Siti dismessi che potrebbero essere trasformati, attraverso un riuso compatibile, in poli turistico - culturali
“La storia dell’industrializzazione genovese e ligure fa parte a pieno titolo della storia nazionale e questo libro può essere un punto di partenza per la valorizzazione del nostro patrimonio storico – industriale”, così Letizia Radoni, responsabile della filiale di Genova della Banca d’Italia, introduce il libro “Storie e itinerari dell’industria ligure”, scritto a quattro mani da Sara De Maestri e Roberto Tolaini, docenti presso la Facoltà di Ingegneria dell’Università di Genova.
Oggi la nostra regione, nonostante il 5,7% del Pil sia riconducibile al turismo, lascia inespresse queste incredibili potenzialità. Al contrario altre realtà europee, ad esempio la città di Liverpool o la zona della Ruhr in Germania, sono state capaci, dopo la cessazione dell’attività industriale, di rivalutarsi partendo proprio dal loro passato cantieristico, di industria pesante e carbonifera. Parliamo di siti industriali dismessi e trasformati in luoghi turistici capaci di attirare, è il caso della Ruhr, circa 1 milione di visitatori all’anno.
Lo scopo del libro è guardare al passato non in termini nostalgici bensì in senso propositivo. “La sfida da affrontare – come sottolineato da Alfredo Gigliobianco, Servizio studi di struttura economica e finanziaria della Banca d’Italia – è passare da un’economia della materia, che ha segnato la civiltà industriale ad un’economia dell’intelletto. E la trasformazione dei luoghi industriali in poli attrattivi per il turismo fa parte di questo processo”.
“Il trinomio meccanica pesante, cantieristica e siderurgia – spiega Roberto Tolaini, specializzato in storia economica e autore del libro – è stato trainante almeno fino agli anni ’70 e ha costituito il vero pilastro dell’occupazione. Dopo la crisi degli anni ’80 la parabola di queste realtà ha condizionato la vita della città. Si è passati dai 140 mila lavoratori nel settore manifatturiero del 1981, ai 78 mila del 2001”.
“L’idea è proporre una riflessione sul patrimonio industriale ligure – continua Tolaini – partendo dai siti e dagli edifici dove l’attività si è sviluppata e analizzando l’impatto delle trasformazioni sul territorio”.
Una ricognizione puntuale dei luoghi dell’impresa e del lavoro operaio esaminati a partire da due punti di vista differenti ma complementari, quello storico economico e quello architettonico territoriale.
Un tentativo di offrire chiavi di lettura per comprendere il presente industriale ricollegandolo criticamente al passato. L’ampio apparato iconografico che testimonia le origini e i cambiamenti d’uso fino al presente, invita il lettore a riscoprire luoghi ed edifici del patrimonio industriale, ai più sconosciuti.
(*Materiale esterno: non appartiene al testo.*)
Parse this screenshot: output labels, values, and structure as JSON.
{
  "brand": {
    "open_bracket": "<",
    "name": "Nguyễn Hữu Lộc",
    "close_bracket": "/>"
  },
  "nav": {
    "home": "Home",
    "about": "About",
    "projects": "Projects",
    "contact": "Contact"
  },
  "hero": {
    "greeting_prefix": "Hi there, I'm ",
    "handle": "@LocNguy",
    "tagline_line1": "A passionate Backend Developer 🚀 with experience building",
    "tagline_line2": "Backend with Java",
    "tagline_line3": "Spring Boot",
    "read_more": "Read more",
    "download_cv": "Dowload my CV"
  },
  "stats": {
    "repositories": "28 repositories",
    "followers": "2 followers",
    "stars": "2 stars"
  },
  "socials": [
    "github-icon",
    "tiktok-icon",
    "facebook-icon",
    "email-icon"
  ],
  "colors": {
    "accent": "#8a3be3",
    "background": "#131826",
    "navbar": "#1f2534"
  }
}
Ogni capitolo è dedicato ad un settore – la meccanica e l’elettromeccanica, la siderurgia, la cantieristica, l’industria alimentare, le reti dei servizi, la chimica e il petrolio, fino all’elettronica e all’high tech – ed ogni paragrafo è legato ad un luogo. Si parte dalle origini, dal “che cosa si produceva”, per arrivare agli anni della deindustrializzazione. Con una particolare attenzione agli aspetti legati alle possibilità del riuso, come spiega l’architetto e autrice del volume, Sara De Maestri “Uno dei maggiori problemi riguarda la collocazione degli insediamenti industriali. Quelli situati in zone decentrate, quando l’economia industriale ha cessato di sostenere l’attività, sono stati totalmente abbandonati ed oggi è difficile riconvertirli. I luoghi industriali che invece si trovavano ai margini della città sono stati successivamente inglobati dall’espandersi del tessuto urbano e attualmente sono a rischio perché interessati da possibili speculazioni edilizie”.
“Purtroppo non abbiamo ancora la lungimiranza – conclude De Maestri – per comprendere quali enormi ritorni economici potrebbero generare degli investimenti in direzione di un riuso compatibile dei numerosi siti presenti in Liguria”.